Le visiteur verra encore les fameuses tables en forme de corps féminins arqués d’«Orange mécanique» (1971), le masque et la cape noire de Tom Cruise dans «Eyes Wide Shut» et, pour ne citer que ces exemples, la chaise imaginée pour les travellings dans les couloirs de «The Shining» (1980).

Un homme aimable et très familial

Présent lors de la conférence de presse, l’acteur Matthew Modine figure au «générique» de l’exposition grâce aux photos qu’il a réalisées sur le tournage de «Full Metal Jacket». Selon lui, Kubrick n’était pas le mégalomane difficile d’accès que l’on a souvent décrit.

«Ce qui était fou avec Stanley, c’est que tout le monde avait une histoire à raconter à son propos. Ma rencontre avec lui a pourtant été on ne peut plus simple: un chauffeur m’a amené chez lui, et le voilà qui sort de sa maison, avec ses chiens, lui, le gamin juif du Bronx, comme n’importe quel paysan anglais.»

«Il était incroyablement amoureux de sa famille, ajoute Matthew Modine. Peut-être a-t-il été dur avec certaines personnes par le passé, mais c’est un aspect de lui que je n’ai absolument pas connu, au contraire.»

swissinfo, Ariane Gigon Bormann, Zurich

Stanley Kubrick, décédé en 1999, est né en 1928 dans le Bronx, à New York, de parents originaires d’Europe centrale. D’abord photographe, il tourne dès 1951 plusieurs courts métrages en autodidacte.

Sa filmographie démarre véritablement avec «Killer’s Kiss» (Le baiser du tueur, 1955). Suivent «The killing» (L’ultime razzia, 1956), «Paths of glory» (Les sentiers de la gloire, 1957) et «Spartacus».

En 1961, Kubrick quitte Hollywood et s’établit à Londres. Il termine «Lolita» en 1964,
«Dr. Strangelove» (Docteur Folamour) en 1964, «2001: A Space Odyssey» en 1968.

«A Clockwork Orange» déclenche un scandale en 1971. «Barry Lyndon» (1975) «The Shining» (1980) «Full Metal Jacket» (1987) suivront, précédant la dernière œuvre, «Eyes Wide Shut» (1999).

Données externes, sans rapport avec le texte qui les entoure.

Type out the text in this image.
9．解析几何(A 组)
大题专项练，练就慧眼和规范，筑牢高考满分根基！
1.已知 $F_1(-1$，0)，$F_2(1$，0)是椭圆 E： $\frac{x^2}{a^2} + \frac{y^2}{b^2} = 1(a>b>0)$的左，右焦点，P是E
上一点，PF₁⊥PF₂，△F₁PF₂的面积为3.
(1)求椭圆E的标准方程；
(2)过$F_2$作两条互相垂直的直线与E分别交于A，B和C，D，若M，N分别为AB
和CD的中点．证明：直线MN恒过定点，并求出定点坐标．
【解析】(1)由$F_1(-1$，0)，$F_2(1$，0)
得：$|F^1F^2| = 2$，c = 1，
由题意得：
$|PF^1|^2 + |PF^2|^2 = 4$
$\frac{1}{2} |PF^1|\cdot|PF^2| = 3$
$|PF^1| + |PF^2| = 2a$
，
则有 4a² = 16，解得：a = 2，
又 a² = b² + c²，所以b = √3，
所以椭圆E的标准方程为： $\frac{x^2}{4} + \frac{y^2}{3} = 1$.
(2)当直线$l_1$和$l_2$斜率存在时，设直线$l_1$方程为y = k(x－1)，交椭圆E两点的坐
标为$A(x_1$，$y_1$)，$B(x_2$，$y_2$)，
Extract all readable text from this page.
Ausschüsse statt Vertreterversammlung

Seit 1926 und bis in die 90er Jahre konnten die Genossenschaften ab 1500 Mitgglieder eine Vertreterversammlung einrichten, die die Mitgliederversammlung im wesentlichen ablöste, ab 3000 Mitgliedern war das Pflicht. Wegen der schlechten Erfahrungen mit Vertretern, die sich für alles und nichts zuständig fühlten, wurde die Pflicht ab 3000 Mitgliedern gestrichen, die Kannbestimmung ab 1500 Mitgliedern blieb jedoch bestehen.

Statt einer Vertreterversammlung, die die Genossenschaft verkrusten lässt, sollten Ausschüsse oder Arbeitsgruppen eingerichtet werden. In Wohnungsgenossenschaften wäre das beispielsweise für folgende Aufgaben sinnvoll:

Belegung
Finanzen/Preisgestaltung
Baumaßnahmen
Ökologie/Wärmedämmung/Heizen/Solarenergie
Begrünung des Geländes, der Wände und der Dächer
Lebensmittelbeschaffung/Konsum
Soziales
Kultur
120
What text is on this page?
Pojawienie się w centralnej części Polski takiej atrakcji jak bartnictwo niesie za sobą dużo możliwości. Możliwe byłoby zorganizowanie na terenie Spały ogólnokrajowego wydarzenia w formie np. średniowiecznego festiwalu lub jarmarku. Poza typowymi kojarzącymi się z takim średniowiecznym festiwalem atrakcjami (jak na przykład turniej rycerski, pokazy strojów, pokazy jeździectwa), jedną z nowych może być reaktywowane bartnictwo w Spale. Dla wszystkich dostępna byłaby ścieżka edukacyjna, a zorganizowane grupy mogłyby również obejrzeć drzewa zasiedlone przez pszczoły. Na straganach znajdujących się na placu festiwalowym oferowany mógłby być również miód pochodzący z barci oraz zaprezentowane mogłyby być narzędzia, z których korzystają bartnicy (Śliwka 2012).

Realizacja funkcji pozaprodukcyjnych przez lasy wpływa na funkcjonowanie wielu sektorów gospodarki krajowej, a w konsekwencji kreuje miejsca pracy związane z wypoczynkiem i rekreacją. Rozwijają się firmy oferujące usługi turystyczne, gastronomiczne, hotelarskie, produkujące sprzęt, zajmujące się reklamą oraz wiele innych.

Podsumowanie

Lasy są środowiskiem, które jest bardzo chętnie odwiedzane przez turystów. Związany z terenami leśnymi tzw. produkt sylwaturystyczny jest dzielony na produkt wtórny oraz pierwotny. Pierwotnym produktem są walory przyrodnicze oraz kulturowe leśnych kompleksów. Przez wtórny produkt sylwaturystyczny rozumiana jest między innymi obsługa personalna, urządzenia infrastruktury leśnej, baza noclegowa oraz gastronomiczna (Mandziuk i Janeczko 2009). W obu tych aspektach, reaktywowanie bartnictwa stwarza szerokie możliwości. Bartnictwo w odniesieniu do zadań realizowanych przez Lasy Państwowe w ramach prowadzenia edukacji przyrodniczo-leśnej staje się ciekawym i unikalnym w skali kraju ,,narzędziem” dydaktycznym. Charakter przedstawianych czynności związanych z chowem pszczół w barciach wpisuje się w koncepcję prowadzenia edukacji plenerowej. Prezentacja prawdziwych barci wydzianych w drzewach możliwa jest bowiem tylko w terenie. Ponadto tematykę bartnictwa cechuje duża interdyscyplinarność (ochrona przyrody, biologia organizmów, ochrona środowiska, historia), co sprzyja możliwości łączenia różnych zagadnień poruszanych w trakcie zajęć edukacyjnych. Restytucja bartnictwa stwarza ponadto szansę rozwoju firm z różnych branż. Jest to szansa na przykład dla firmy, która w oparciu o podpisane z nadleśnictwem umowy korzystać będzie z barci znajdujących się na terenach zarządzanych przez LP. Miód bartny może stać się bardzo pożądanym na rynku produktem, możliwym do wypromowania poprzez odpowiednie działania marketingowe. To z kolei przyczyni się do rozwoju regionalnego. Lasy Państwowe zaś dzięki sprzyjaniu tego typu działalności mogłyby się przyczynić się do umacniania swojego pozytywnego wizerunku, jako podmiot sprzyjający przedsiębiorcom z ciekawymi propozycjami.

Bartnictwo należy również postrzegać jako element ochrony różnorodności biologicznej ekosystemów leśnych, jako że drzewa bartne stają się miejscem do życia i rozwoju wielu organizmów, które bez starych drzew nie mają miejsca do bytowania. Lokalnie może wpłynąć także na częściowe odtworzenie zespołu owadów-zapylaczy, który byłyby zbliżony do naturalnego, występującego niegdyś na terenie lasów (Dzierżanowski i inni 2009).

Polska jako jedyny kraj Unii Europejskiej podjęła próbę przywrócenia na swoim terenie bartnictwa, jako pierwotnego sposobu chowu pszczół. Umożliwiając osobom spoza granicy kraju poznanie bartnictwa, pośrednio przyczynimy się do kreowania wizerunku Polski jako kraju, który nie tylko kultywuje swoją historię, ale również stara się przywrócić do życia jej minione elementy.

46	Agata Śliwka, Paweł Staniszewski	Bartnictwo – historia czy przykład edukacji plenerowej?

Le Deutsche Filmmuseum de Francfort a pu consulter, trier, archiver et exploiter les archives privées de Stanley Kubrick en collaboration avec sa veuve, Christiane Kubrick, et le frère de celle-ci, Jan Harlan, qui a travaillé avec le réalisateur dès la fin des années 60.

Depuis 2004, l’exposition «Stanley Kubrick, inside the mind of a visionary filmmaker», a déjà été vue par 54’000 personnes à Francfort, 78’000 à Berlin, 34’000 à Melbourne et 33’000 à Gand (Belgique).

Avant Rome (dès octobre prochain), l’exposition est à voir à Zurich, Papiersaal Sihlcity, jusqu’au 2 septembre 2007.